Grupo de indígenas quer reconhecimento da lei do marco temporal (Foto: Fernando Frazão/Agência Brasil)
Porto Velho, RO - Quando o assunto é demarcação de terras indígenas, um cenário de antagonismo sempre é levantado entre indígenas e não indígenas. No entanto, grupos de pelo menos 13 etnias têm exposto seu posicionamento favorável à lei do marco temporal (Lei 14.701/2023) e mostram que também não há consenso entre os próprios indígenas sobre o tema. O grupo irrita ONGs e ativistas de esquerda e põe em xeque a representatividade alegada por organizações indígenas que questionam a constitucionalidade da lei, aprovada em novembro de 2023 pelo Congresso, em ação movida junto com partidos de esquerda no Supremo Tribunal Federal (STF).
A ação que trata do marco temporal no STF tem sofrido uma série de adiamentos. Nesta quinta-feira (27), a Advocacia Geral da União (AGU) apresentou uma nova manifestação no processo que fez com que o ministro Gilmar Mendes adiasse uma possível votação sobre as propostas já apresentadas. A manifestação da AGU traz uma nova proposta para alterar a lei ampliando a atuação do presidente da República na regulamentação do tema.

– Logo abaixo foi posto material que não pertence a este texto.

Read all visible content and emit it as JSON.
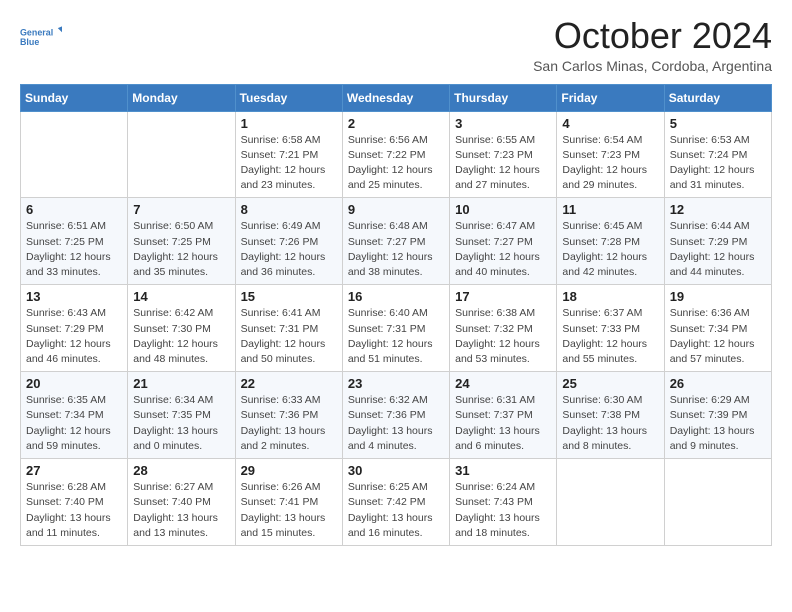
{
  "logo": {
    "line1": "General",
    "line2": "Blue"
  },
  "header": {
    "month": "October 2024",
    "location": "San Carlos Minas, Cordoba, Argentina"
  },
  "weekdays": [
    "Sunday",
    "Monday",
    "Tuesday",
    "Wednesday",
    "Thursday",
    "Friday",
    "Saturday"
  ],
  "weeks": [
    [
      {
        "day": "",
        "info": ""
      },
      {
        "day": "",
        "info": ""
      },
      {
        "day": "1",
        "info": "Sunrise: 6:58 AM\nSunset: 7:21 PM\nDaylight: 12 hours\nand 23 minutes."
      },
      {
        "day": "2",
        "info": "Sunrise: 6:56 AM\nSunset: 7:22 PM\nDaylight: 12 hours\nand 25 minutes."
      },
      {
        "day": "3",
        "info": "Sunrise: 6:55 AM\nSunset: 7:23 PM\nDaylight: 12 hours\nand 27 minutes."
      },
      {
        "day": "4",
        "info": "Sunrise: 6:54 AM\nSunset: 7:23 PM\nDaylight: 12 hours\nand 29 minutes."
      },
      {
        "day": "5",
        "info": "Sunrise: 6:53 AM\nSunset: 7:24 PM\nDaylight: 12 hours\nand 31 minutes."
      }
    ],
    [
      {
        "day": "6",
        "info": "Sunrise: 6:51 AM\nSunset: 7:25 PM\nDaylight: 12 hours\nand 33 minutes."
      },
      {
        "day": "7",
        "info": "Sunrise: 6:50 AM\nSunset: 7:25 PM\nDaylight: 12 hours\nand 35 minutes."
      },
      {
        "day": "8",
        "info": "Sunrise: 6:49 AM\nSunset: 7:26 PM\nDaylight: 12 hours\nand 36 minutes."
      },
      {
        "day": "9",
        "info": "Sunrise: 6:48 AM\nSunset: 7:27 PM\nDaylight: 12 hours\nand 38 minutes."
      },
      {
        "day": "10",
        "info": "Sunrise: 6:47 AM\nSunset: 7:27 PM\nDaylight: 12 hours\nand 40 minutes."
      },
      {
        "day": "11",
        "info": "Sunrise: 6:45 AM\nSunset: 7:28 PM\nDaylight: 12 hours\nand 42 minutes."
      },
      {
        "day": "12",
        "info": "Sunrise: 6:44 AM\nSunset: 7:29 PM\nDaylight: 12 hours\nand 44 minutes."
      }
    ],
    [
      {
        "day": "13",
        "info": "Sunrise: 6:43 AM\nSunset: 7:29 PM\nDaylight: 12 hours\nand 46 minutes."
      },
      {
        "day": "14",
        "info": "Sunrise: 6:42 AM\nSunset: 7:30 PM\nDaylight: 12 hours\nand 48 minutes."
      },
      {
        "day": "15",
        "info": "Sunrise: 6:41 AM\nSunset: 7:31 PM\nDaylight: 12 hours\nand 50 minutes."
      },
      {
        "day": "16",
        "info": "Sunrise: 6:40 AM\nSunset: 7:31 PM\nDaylight: 12 hours\nand 51 minutes."
      },
      {
        "day": "17",
        "info": "Sunrise: 6:38 AM\nSunset: 7:32 PM\nDaylight: 12 hours\nand 53 minutes."
      },
      {
        "day": "18",
        "info": "Sunrise: 6:37 AM\nSunset: 7:33 PM\nDaylight: 12 hours\nand 55 minutes."
      },
      {
        "day": "19",
        "info": "Sunrise: 6:36 AM\nSunset: 7:34 PM\nDaylight: 12 hours\nand 57 minutes."
      }
    ],
    [
      {
        "day": "20",
        "info": "Sunrise: 6:35 AM\nSunset: 7:34 PM\nDaylight: 12 hours\nand 59 minutes."
      },
      {
        "day": "21",
        "info": "Sunrise: 6:34 AM\nSunset: 7:35 PM\nDaylight: 13 hours\nand 0 minutes."
      },
      {
        "day": "22",
        "info": "Sunrise: 6:33 AM\nSunset: 7:36 PM\nDaylight: 13 hours\nand 2 minutes."
      },
      {
        "day": "23",
        "info": "Sunrise: 6:32 AM\nSunset: 7:36 PM\nDaylight: 13 hours\nand 4 minutes."
      },
      {
        "day": "24",
        "info": "Sunrise: 6:31 AM\nSunset: 7:37 PM\nDaylight: 13 hours\nand 6 minutes."
      },
      {
        "day": "25",
        "info": "Sunrise: 6:30 AM\nSunset: 7:38 PM\nDaylight: 13 hours\nand 8 minutes."
      },
      {
        "day": "26",
        "info": "Sunrise: 6:29 AM\nSunset: 7:39 PM\nDaylight: 13 hours\nand 9 minutes."
      }
    ],
    [
      {
        "day": "27",
        "info": "Sunrise: 6:28 AM\nSunset: 7:40 PM\nDaylight: 13 hours\nand 11 minutes."
      },
      {
        "day": "28",
        "info": "Sunrise: 6:27 AM\nSunset: 7:40 PM\nDaylight: 13 hours\nand 13 minutes."
      },
      {
        "day": "29",
        "info": "Sunrise: 6:26 AM\nSunset: 7:41 PM\nDaylight: 13 hours\nand 15 minutes."
      },
      {
        "day": "30",
        "info": "Sunrise: 6:25 AM\nSunset: 7:42 PM\nDaylight: 13 hours\nand 16 minutes."
      },
      {
        "day": "31",
        "info": "Sunrise: 6:24 AM\nSunset: 7:43 PM\nDaylight: 13 hours\nand 18 minutes."
      },
      {
        "day": "",
        "info": ""
      },
      {
        "day": "",
        "info": ""
      }
    ]
  ]
}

A reportagem da Gazeta do Povo conversou com indígenas e representantes das etnias munduruku, wapichana, kaingang, baniwa, tukano, baré, macuxi, cinta-larga, taurepang, patamona, ingaricó, xirixana e yanomami que entendem que a lei do marco temporal pode trazer benefícios para as suas comunidades. A busca por desenvolvimento por meio de atividades econômicas é um dos principais motivos apontados pelos indígenas para defender a lei.
Para esses indígenas, a atuação de Organizações Não Governamentais (ONGs) e associações têm influenciado indígenas contra o marco temporal, sem falar sobre os benefícios dessa legislação. A lei do marco temporal (Lei 14.701/2023) define, dentre outros pontos, o dia 5 de outubro de 1988 como limite para a reinvindicação de áreas para demarcação de terras indígenas.

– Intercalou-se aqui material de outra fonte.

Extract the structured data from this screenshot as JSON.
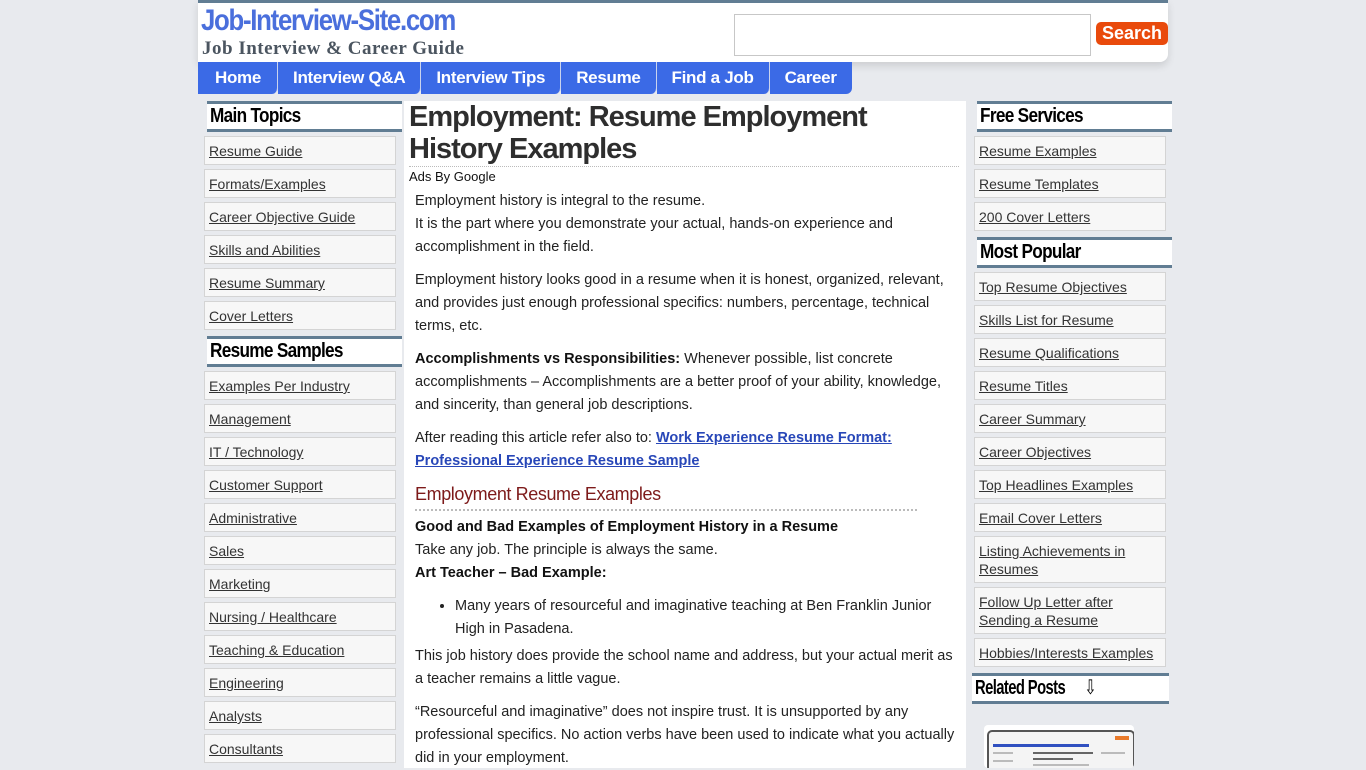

O advogado indígena e presidente da União Nacional dos Indígenas do Brasil, Ubiratan Maia, destaca a possibilidade de os indígenas fazerem parcerias agrícolas e mineração em suas áreas. Além disso, para ele, é importante garantir a possibilidade de facilitar as licenças para obras de infraestrutura de interesse nacional, como rodovias, ferrovias e redes de transmissão de energia elétrica. Hoje, essas obras enfrentam uma série de etapas de burocracia, que passam pela consulta a povos indígenas.

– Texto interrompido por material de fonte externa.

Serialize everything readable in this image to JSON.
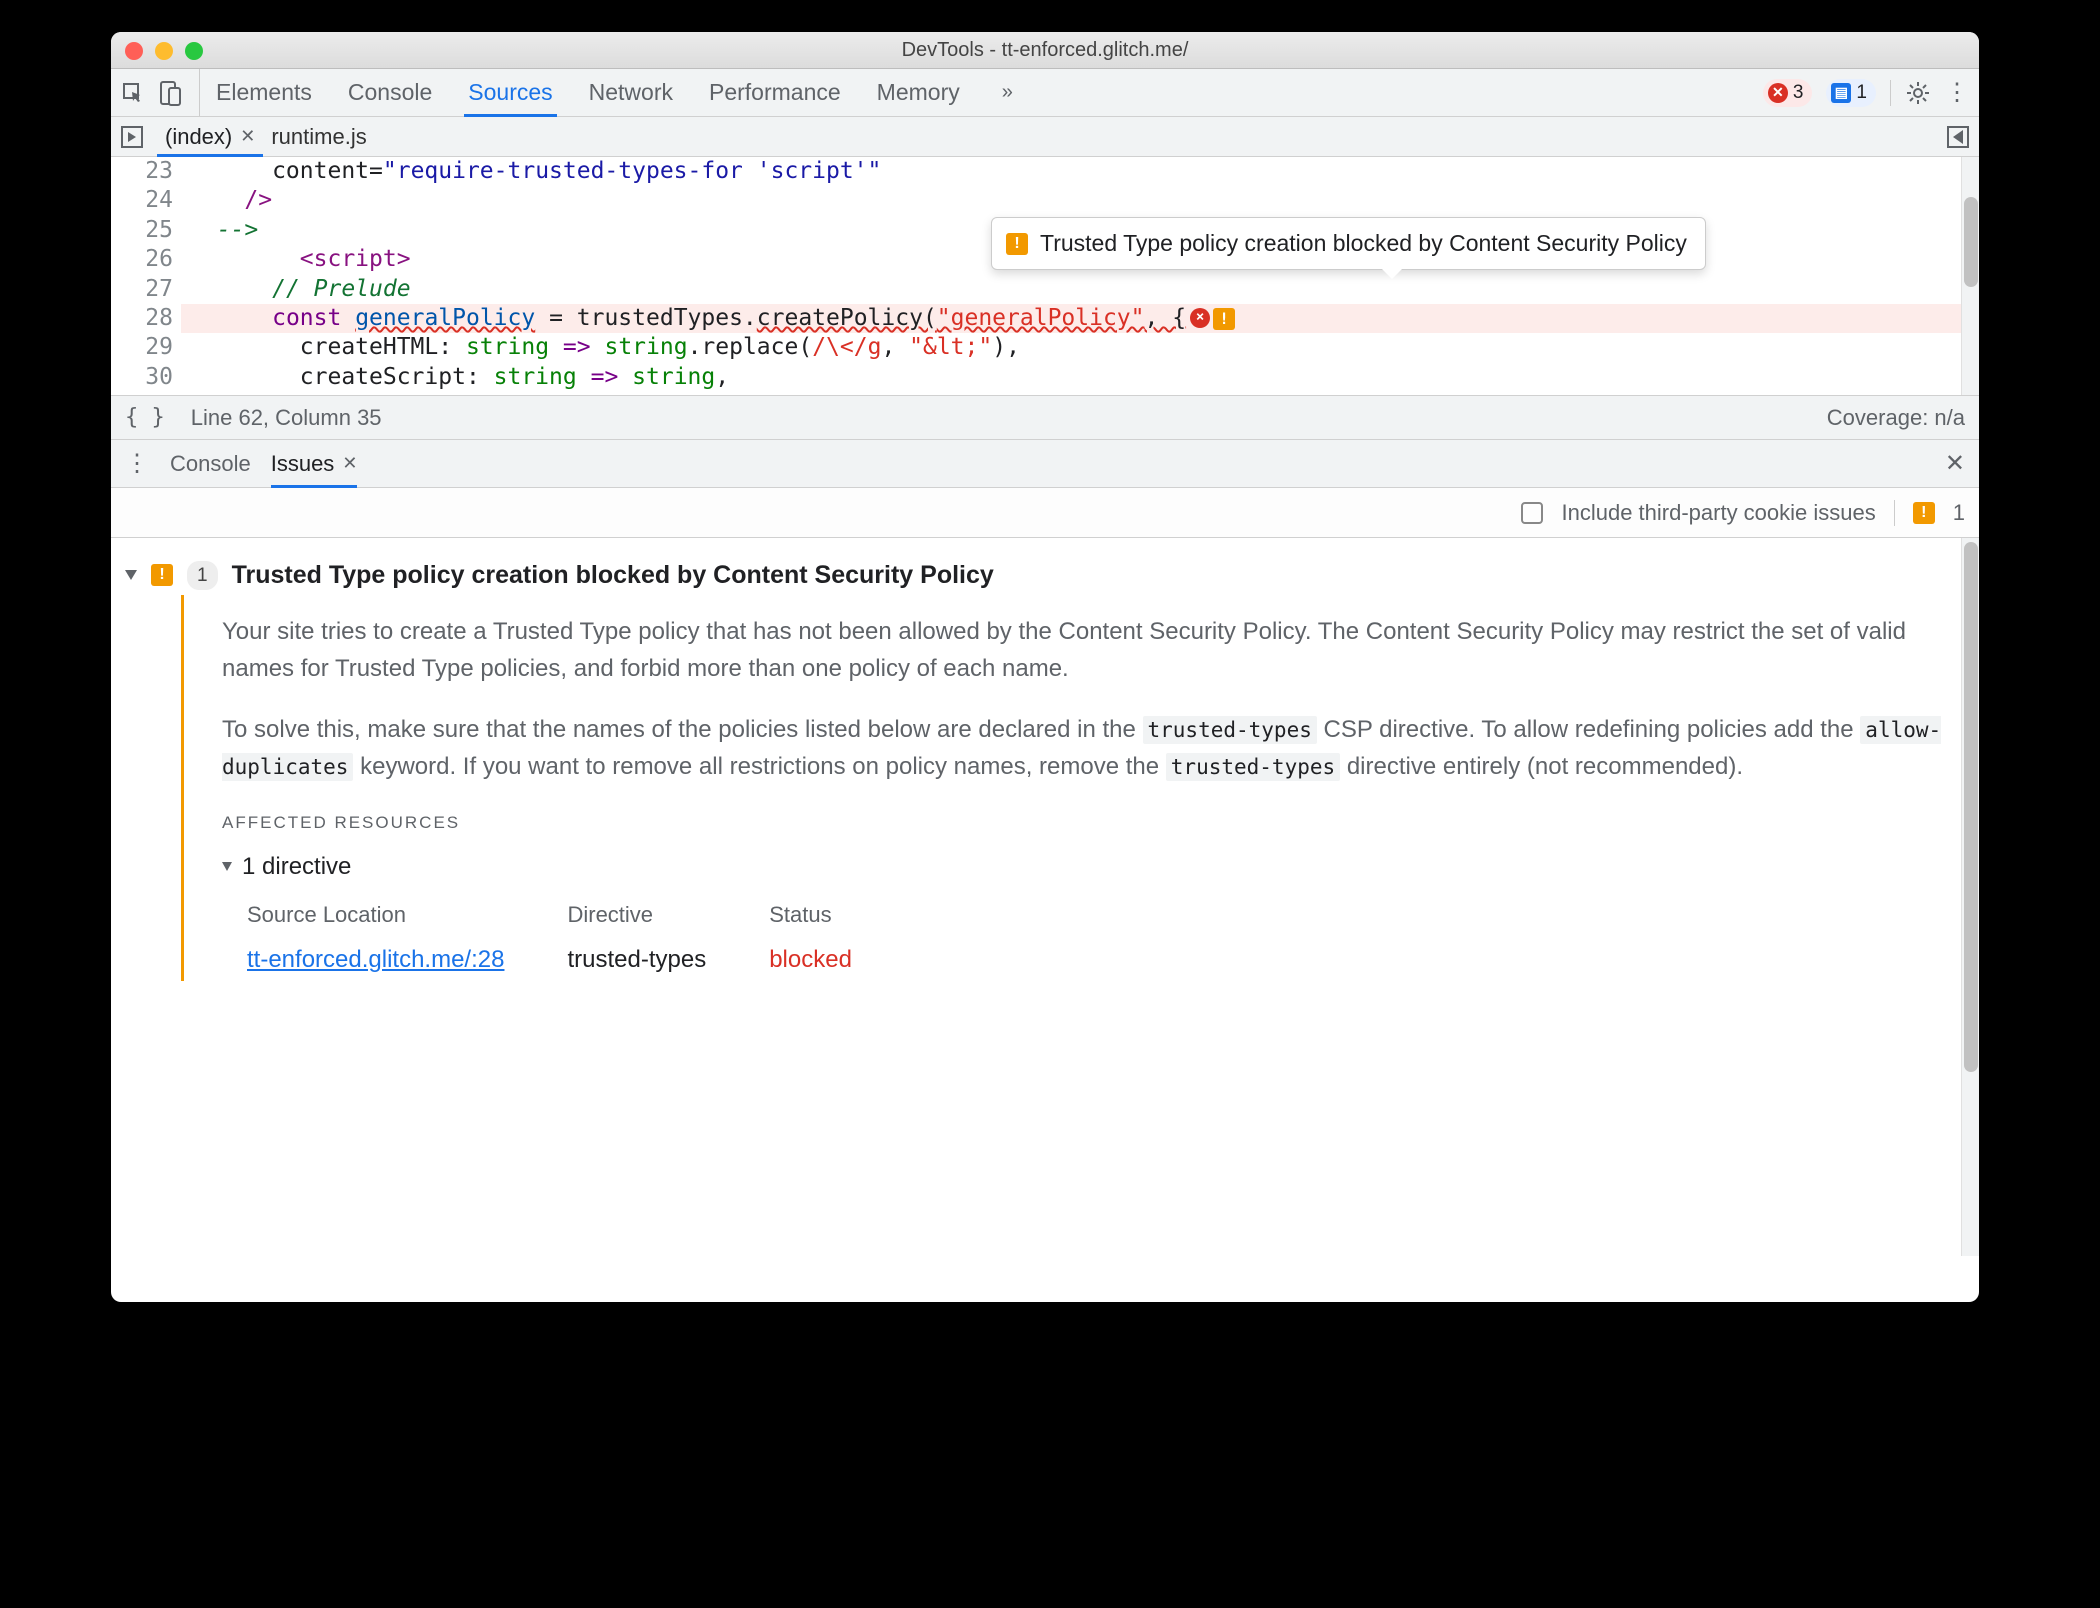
{
  "window_title": "DevTools - tt-enforced.glitch.me/",
  "toolbar": {
    "tabs": [
      "Elements",
      "Console",
      "Sources",
      "Network",
      "Performance",
      "Memory"
    ],
    "active_tab": "Sources",
    "error_count": "3",
    "message_count": "1"
  },
  "file_tabs": {
    "items": [
      "(index)",
      "runtime.js"
    ],
    "active": "(index)"
  },
  "editor": {
    "gutter_start": 23,
    "lines": [
      {
        "n": 23,
        "html": "      content=<span class='tok-str'>\"require-trusted-types-for 'script'\"</span>"
      },
      {
        "n": 24,
        "html": "    <span class='tok-tag'>/&gt;</span>"
      },
      {
        "n": 25,
        "html": "  <span class='tok-comment'>--&gt;</span>"
      },
      {
        "n": 26,
        "html": "        <span class='tok-tag'>&lt;script&gt;</span>"
      },
      {
        "n": 27,
        "html": "      <span class='tok-comment'>// Prelude</span>"
      },
      {
        "n": 28,
        "hl": true,
        "html": "      <span class='tok-kw'>const</span> <span class='tok-var wavy'>generalPolicy</span> = trustedTypes.<span class='wavy'>createPolicy(</span><span class='tok-red wavy'>\"generalPolicy\"</span><span class='wavy'>, {</span><span class='inline-err-icons'><span class='circ-x'>×</span><span class='warn-ico'>!</span></span>"
      },
      {
        "n": 29,
        "html": "        createHTML: <span class='tok-type'>string</span> <span class='tok-kw'>=&gt;</span> <span class='tok-type'>string</span>.replace(<span class='tok-red'>/\\&lt;/g</span>, <span class='tok-red'>\"&amp;lt;\"</span>),"
      },
      {
        "n": 30,
        "html": "        createScript: <span class='tok-type'>string</span> <span class='tok-kw'>=&gt;</span> <span class='tok-type'>string</span>,"
      }
    ],
    "tooltip": "Trusted Type policy creation blocked by Content Security Policy"
  },
  "statusbar": {
    "position": "Line 62, Column 35",
    "coverage": "Coverage: n/a"
  },
  "drawer": {
    "tabs": [
      "Console",
      "Issues"
    ],
    "active": "Issues",
    "include_third_party_label": "Include third-party cookie issues",
    "issue_count_right": "1"
  },
  "issue": {
    "badge_count": "1",
    "title": "Trusted Type policy creation blocked by Content Security Policy",
    "para1": "Your site tries to create a Trusted Type policy that has not been allowed by the Content Security Policy. The Content Security Policy may restrict the set of valid names for Trusted Type policies, and forbid more than one policy of each name.",
    "para2_a": "To solve this, make sure that the names of the policies listed below are declared in the ",
    "code1": "trusted-types",
    "para2_b": " CSP directive. To allow redefining policies add the ",
    "code2": "allow-duplicates",
    "para2_c": " keyword. If you want to remove all restrictions on policy names, remove the ",
    "code3": "trusted-types",
    "para2_d": " directive entirely (not recommended).",
    "section": "AFFECTED RESOURCES",
    "directive_summary": "1 directive",
    "table": {
      "headers": [
        "Source Location",
        "Directive",
        "Status"
      ],
      "row": {
        "source": "tt-enforced.glitch.me/:28",
        "directive": "trusted-types",
        "status": "blocked"
      }
    }
  }
}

O diretor de integração da Sociedade de Defesa dos Índios Unidos de Roraima (Sodiurr), Enver Garcia, afirma que os cerca de 22 mil indígenas, de pelo menos sete etnias, representados pela entidade também são a favor da lei do marco temporal. Para Garcia, ela “traz a garantia de terras demarcadas e encerra os conflitos em outras [em processo ou ainda não demarcadas]”.
Críticas a lideranças permeia fala de grupo favorável ao marco temporal
Os grupos de indígenas favoráveis e contrários ao marco temporal expõem a divisão entre os povos. Para os indígenas ouvidos pela Gazeta do Povo, as Organização Não-Governamentais (Ongs) e associações que atuam nessa questão manipulam os povos indígenas.
A indígena Jocimara Bosco Brandão, da etnia tukano, que vive no Amazonas, destaca a divisão entre os povos indígenas. Para ela, a atuação de entidades como a Federação das Organizações Indígenas do Rio Negro (Foirn) tem contribuído para a divisão e induzido indígenas a ser contra o marco temporal.
“O que a Foirn diz para os nossos parentes é que, com o marco temporal, nós nunca mais vamos pescar, não vamos mais trabalhar nossa roçada nem produzir nada. Não é isso. Nós nunca vamos deixar os nossos costumes de caçar, de pescar, de derrubar roça, de fazer farinha. Nós não vamos abandonar nossa cultura”, disse Jocimara.
Além de Garcia, o indígena Valdecir Fontes, da etnia baniwa do Amazonas, também é favorável ao marco temporal. “Essa lei não acaba com a demarcação. Ela garante que vai ter regramento e só quem comprovar que vive nas terras indígenas desde 1988 vai ter sua terra”, disse Fontes, que integra uma comunidade composta por aproximadamente 230 pessoas.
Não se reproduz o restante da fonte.